IN THE SUPREME COURT OF APPEAL OF

SOUTH AFRICA


SOUTH AFRICAN CHEMICAL WORKERS UNION 1st APPELLANT


P DLADLA 2nd APPELLANT



and



AFRICAN COMMERCE DEVELOPING COMPANY

(PTY) LTD t/a BUFFALO TAPES RESPONDENT



CORAM: SMALBERGER, MARAIS, ZULMAN JJA, MELUNSKY and MPATI AJJA



DATE OF HEARING: 8 MAY 2000


DELIVERY DATE: 26 MAY 2000


Labour Law - condonation - grant of - appealability -

interpretation of s 17(21A)(a) of Act 28 of 1956

__________________________________________________________________


JUDGMENT

__________________________________________________________________



SMALBERGER JA

SMALBERGER JA:

[1] This is an appeal, in terms of s 17C(1)(a) of the Labour Relations Act 28 of 1956 (“the Act”), against the decision of the Labour Appeal Court (“the LAC”) in the present matter, reported as African Commerce Developing Company (Pty) Ltd t/a Buffalo Tapes v SACWU & Another [1997] 12 BLLR 1537 (LAC) (“the judgment”). The appeal concerns the proper interpretation of s 17(21A)(a) of the Act. The main issue which arises for decision is whether the granting of condonation by the Industrial Court (“the IC”) is appealable before the IC has determined the dispute between the parties concerning an alleged unfair labour practice.

[2] The relevant facts appear from the judgment at 1538 C to I and need not be repeated. Suffice it to say that the second appellant, Mr Protus Dladla (“Dladla”), was dismissed from his employment with the respondent on 13 March 1992. He claimed that his dismissal was unfair and requested the first appellant (“the Union”) to take up his cause. The matter was referred to the IC by the Union and Dladla after a conciliation board had failed to resolve the dispute between them and the respondent. The referral was substantially out of time, and they were obliged to seek condonation from the IC. After a considerable delay the application for condonation was eventually heard by the IC on 18 October 1994 and granted on 8 November 1994. The Union and Dladla were ordered to pay the respondent’s costs.

[3] The respondent noted an appeal to the LAC. Myburgh JP came to the conclusion that the order of the IC was appealable at that stage. The LAC considered the appeal and allowed it. No costs order was made. The determination of the IC was altered to provide for the dismissal of the application for condonation and certain ancillary relief (see the judgment at 1542 D). The Union and Dladla now appeal against the LAC’s decision with the necessary leave.

[4] The vexed question of whether a finding of the IC on a preliminary issue is appealable before the IC has determined the dispute referred to it in terms of s 46(9) of the Act has been the subject of conflicting decisions in the LAC in the past (see Liberty Life Association of Africa Ltd v Niselow (1996) 17 ILJ 673 (LAC) and the cases referred to). More specifically, views have differed on whether the grant of condonation is immediately appealable.
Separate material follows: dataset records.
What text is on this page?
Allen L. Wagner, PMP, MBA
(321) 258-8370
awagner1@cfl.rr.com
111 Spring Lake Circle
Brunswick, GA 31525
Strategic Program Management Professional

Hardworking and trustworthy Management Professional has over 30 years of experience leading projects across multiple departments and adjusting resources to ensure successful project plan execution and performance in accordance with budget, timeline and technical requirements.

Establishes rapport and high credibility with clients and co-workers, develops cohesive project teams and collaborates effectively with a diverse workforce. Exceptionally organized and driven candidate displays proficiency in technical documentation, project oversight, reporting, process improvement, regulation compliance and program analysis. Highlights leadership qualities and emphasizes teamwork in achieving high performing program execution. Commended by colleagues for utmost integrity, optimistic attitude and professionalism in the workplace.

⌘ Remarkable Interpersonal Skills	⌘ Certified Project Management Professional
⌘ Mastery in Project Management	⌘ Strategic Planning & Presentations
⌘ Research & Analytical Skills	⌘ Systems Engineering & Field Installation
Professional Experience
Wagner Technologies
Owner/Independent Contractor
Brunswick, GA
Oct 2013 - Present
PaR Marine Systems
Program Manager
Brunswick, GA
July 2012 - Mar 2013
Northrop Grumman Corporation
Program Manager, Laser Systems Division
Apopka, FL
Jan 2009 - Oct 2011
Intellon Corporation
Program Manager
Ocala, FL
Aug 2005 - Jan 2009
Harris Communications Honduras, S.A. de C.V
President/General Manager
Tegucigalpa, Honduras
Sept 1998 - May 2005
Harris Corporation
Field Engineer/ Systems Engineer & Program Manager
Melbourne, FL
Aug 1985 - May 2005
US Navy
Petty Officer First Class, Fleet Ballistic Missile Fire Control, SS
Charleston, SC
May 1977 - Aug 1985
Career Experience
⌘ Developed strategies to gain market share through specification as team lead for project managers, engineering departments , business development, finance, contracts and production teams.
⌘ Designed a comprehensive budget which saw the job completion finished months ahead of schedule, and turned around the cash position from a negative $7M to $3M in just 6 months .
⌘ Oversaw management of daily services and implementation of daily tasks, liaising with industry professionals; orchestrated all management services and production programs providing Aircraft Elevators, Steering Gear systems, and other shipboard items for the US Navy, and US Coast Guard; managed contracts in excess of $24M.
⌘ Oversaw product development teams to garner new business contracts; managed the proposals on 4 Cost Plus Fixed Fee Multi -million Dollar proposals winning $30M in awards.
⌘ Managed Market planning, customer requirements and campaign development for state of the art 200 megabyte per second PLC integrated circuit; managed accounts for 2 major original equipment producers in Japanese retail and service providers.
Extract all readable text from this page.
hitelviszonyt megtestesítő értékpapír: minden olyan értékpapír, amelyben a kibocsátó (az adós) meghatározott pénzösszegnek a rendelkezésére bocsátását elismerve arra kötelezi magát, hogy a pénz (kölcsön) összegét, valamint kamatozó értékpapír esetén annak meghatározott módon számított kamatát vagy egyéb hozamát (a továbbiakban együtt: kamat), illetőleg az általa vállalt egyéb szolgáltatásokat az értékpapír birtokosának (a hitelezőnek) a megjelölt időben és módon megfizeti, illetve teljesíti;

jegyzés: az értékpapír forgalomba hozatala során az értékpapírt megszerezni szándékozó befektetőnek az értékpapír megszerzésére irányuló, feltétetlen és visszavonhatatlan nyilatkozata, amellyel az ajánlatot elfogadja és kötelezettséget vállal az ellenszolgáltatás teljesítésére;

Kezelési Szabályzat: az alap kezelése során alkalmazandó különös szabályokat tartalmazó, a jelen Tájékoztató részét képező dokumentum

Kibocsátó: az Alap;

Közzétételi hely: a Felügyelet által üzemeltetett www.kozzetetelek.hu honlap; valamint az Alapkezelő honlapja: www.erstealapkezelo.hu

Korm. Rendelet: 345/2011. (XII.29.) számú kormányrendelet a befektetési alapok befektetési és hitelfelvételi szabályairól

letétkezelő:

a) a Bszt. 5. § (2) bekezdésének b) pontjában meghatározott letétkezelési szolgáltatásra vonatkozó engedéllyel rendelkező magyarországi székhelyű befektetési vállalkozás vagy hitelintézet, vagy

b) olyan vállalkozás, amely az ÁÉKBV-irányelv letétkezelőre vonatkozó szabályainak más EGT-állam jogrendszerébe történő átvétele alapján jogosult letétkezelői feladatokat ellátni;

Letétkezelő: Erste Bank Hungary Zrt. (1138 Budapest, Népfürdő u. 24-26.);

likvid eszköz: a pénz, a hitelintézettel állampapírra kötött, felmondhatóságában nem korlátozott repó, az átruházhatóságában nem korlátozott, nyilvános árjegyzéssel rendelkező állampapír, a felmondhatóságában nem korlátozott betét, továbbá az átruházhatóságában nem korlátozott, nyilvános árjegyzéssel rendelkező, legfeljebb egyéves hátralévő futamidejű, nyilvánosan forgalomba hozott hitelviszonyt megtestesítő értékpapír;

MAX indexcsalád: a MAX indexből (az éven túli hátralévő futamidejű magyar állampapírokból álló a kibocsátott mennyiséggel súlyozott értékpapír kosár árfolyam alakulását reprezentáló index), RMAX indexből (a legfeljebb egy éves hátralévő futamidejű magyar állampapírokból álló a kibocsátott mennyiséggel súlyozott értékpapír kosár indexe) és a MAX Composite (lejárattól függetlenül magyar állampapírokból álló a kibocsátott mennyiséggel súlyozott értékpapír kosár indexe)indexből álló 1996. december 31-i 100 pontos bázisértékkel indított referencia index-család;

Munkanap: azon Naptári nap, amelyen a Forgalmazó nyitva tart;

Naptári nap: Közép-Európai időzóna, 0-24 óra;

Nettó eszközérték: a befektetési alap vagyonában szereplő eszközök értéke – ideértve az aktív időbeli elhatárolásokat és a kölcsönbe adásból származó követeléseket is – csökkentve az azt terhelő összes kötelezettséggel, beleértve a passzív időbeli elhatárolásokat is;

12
The answer has to be sought and found in the wording of s 17(21A)(a) of the Act. It is trite that a right of appeal from a decision of a statutory tribunal must be found in the statute governing that tribunal.

[5] Section 46(9)(c) of the Act provides that the IC shall determine a dispute referred to it “as soon as possible” after such referral. It was common cause that the legislative policy underlying the Act was that disputes should be resolved in an expeditious and inexpensive manner (cf National Union of Mineworkers v East Rand Gold and Uranium Co Ltd 1992(1) SA 700 (A) at 739 D-E). When interpreting s 17(21A)(a) regard must be had to, and where possible effect given to, the Legislature’s intention.

[6] Section 17(21A)(a) provides, to the extent relevant:

Any party to any proceedings before the industrial court in respect of any dispute referred to the industrial court in terms of section 46(9) may . . . appeal against the decision of the industrial court in regard to that dispute or any order as to costs. . .”


[7] The appellants accept for the purposes of the appeal before us that the IC’s order granting condonation was final in its effect; that it was definitive of the rights of the parties in relation to the condonation issue and that it settled a definite portion of the dispute between them, viz, that relating to the IC’s jurisdiction, which would have been lacking but for the grant of condonation. They acknowledge that the IC’s order was appealable, but contend that, on a proper interpretation of s 17(21A)(a), it was only open to attack on appeal after the IC had made, in terms of s 46(9), a determination in respect of the merits of the dispute referred to it. The appellants’ argument, in effect, is that the appeal to the LAC was premature. It therefore lacked jurisdiction to entertain the appeal at the time it did so. I am unable to agree with the appellants’ contentions.

[8] In interpreting s 17(21A)(a) one must, in the first instance, have regard to the language used. The subsection is not a model of clarity. What is immediately apparent, however, is that the right of appeal is given to “[a]ny party to any proceedings before the industrial court in respect of any dispute referred to the industrial court . . .”. It is not limited to “any party to . . . any dispute”. Its ambit is significantly widened to include the parties to “any proceedings . . . in respect of any dispute”. “Any proceedings”, given their literal and wide meaning, would include proceedings in regard to preliminary issues such as jurisdiction, rescission and condonation.

[9] What may be appealed against is “the decision of the industrial court in regard to that dispute”. This must be read in consonance with the earlier part of the subsection analysed above. One notes that the subsection does not read “against the determination of that dispute by the industrial court” as might have been expected if the Legislature had intended the subsection to have the meaning contended for by the appellants. The words “in regard to” can mean “concerning” or “in connection with” and should, in my view, be so read to harmonise the earlier and later parts of the subsection. If the decision appealed against may be one “concerning” or “in connection with” the dispute referred to the IC it can, without straining the language unduly, encompass a decision in relation to a preliminary issue of the kind referred to. The fact that the word “decision” is preceded by the definite article “the” rather than the indefinite article “a” does not detract from this interpretation.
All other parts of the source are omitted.